Quel fantasma del merito nella riforma della giustizia

Anche quella della Giustizia sarà una mezza riforma se non troveremo il modo di premiare chi fa presto e bene il suo lavoro. Questo criterio di valutazione è il merito, il convitato di pietra nella perenne discussione sulle riforme in Italia. Anni di tronfio egualitarismo postsessantottino impediscono di comprendere il reale valore del merito nel rendere le nostre istituzioni più efficienti, si parli di giustizia, istruzione o dell’intera pubblica amministrazione.

Una cattiva sociologia continua a deprimere la selezione dei talenti su base meritocratica, con l’unico risultato di avere un esercito di laureati con centodieci e lode che poi si rivelano incapaci di modernizzare il nostro Paese, perché geneticamente abituati a subordinarsi a logiche di appartenenza corporative e di schieramento tipiche degli antichi regimi, piuttosto che ad agire secondo il principio ordinatore della moderna società liberale, il merito per l’appunto. La logica della produttività, dell’efficienza e dei risultati, del va avanti chi è bravo e del chi sbaglia paga.

Reinquadrando da questo punto di vista le arcinote disfunzioni della giustizia penale italiana probabilmente avremmo la soluzione a tanti problemi sul tappeto: la separazione delle carriere, ops, delle ‘funzioni’ dei magistrati; la riforma del Csm che giace alla Camera perché il problema non è tanto quello del sistema di voto da trovare per riformarne la composizione bensì degli strumenti necessari a giudicare in modo indipendente i magistrati, in particolare quelli che sbagliano prendendo provvedimenti ingiustificati; il che si porta dietro la proposta della responsabilità civile diretta a tutela dei cittadini dagli errori giudiziari e dall’abuso di strumenti come la carcerazione preventiva.

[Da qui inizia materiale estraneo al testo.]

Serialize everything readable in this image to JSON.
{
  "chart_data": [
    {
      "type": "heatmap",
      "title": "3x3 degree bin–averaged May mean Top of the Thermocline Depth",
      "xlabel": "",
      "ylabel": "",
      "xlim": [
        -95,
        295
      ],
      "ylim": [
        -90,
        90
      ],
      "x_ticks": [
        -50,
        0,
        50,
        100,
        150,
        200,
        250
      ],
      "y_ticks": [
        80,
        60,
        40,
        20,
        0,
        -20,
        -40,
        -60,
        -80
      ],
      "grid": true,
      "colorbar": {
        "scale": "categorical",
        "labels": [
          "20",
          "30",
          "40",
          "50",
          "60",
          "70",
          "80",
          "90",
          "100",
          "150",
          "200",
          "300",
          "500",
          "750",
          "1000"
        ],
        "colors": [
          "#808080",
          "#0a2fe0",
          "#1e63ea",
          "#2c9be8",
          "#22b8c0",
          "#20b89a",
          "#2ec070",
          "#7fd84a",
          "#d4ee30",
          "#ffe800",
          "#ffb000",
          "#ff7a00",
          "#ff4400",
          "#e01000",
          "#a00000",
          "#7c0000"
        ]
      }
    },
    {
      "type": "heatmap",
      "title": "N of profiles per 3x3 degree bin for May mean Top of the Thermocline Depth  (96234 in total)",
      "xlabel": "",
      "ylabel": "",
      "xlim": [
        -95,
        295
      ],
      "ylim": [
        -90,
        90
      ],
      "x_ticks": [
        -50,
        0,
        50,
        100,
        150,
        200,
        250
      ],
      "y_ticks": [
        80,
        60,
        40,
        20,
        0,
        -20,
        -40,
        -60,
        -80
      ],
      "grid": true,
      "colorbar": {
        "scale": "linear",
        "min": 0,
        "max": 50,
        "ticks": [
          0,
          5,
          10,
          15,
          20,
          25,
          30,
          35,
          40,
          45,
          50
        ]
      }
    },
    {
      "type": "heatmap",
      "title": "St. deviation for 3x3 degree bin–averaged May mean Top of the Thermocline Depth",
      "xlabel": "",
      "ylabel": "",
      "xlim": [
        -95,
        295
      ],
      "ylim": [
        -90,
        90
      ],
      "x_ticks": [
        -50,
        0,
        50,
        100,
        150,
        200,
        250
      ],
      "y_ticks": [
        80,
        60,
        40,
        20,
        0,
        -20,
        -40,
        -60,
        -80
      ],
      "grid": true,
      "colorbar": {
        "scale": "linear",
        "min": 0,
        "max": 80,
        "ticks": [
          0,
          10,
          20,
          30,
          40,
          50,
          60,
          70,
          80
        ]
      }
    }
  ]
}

In attesa di capire se si faranno i referendum o se ne pagheremo ancora una volta il costo, e aspettando che il Parlamento si decida a dare seguito alle parole pronunciate dal presidente Mattarella nel suo secondo discorso di insediamento – quando il Capo dello Stato ha detto che “è indispensabile che le riforme annunciate giungano con immediatezza a compimento” – ripartiamo dalla meritocrazia. Non dalle lobby o dall’anzianità di carriera ma dal talento e dalla competenza, questi fantasmi che si aggirano nelle riforme all’italiana.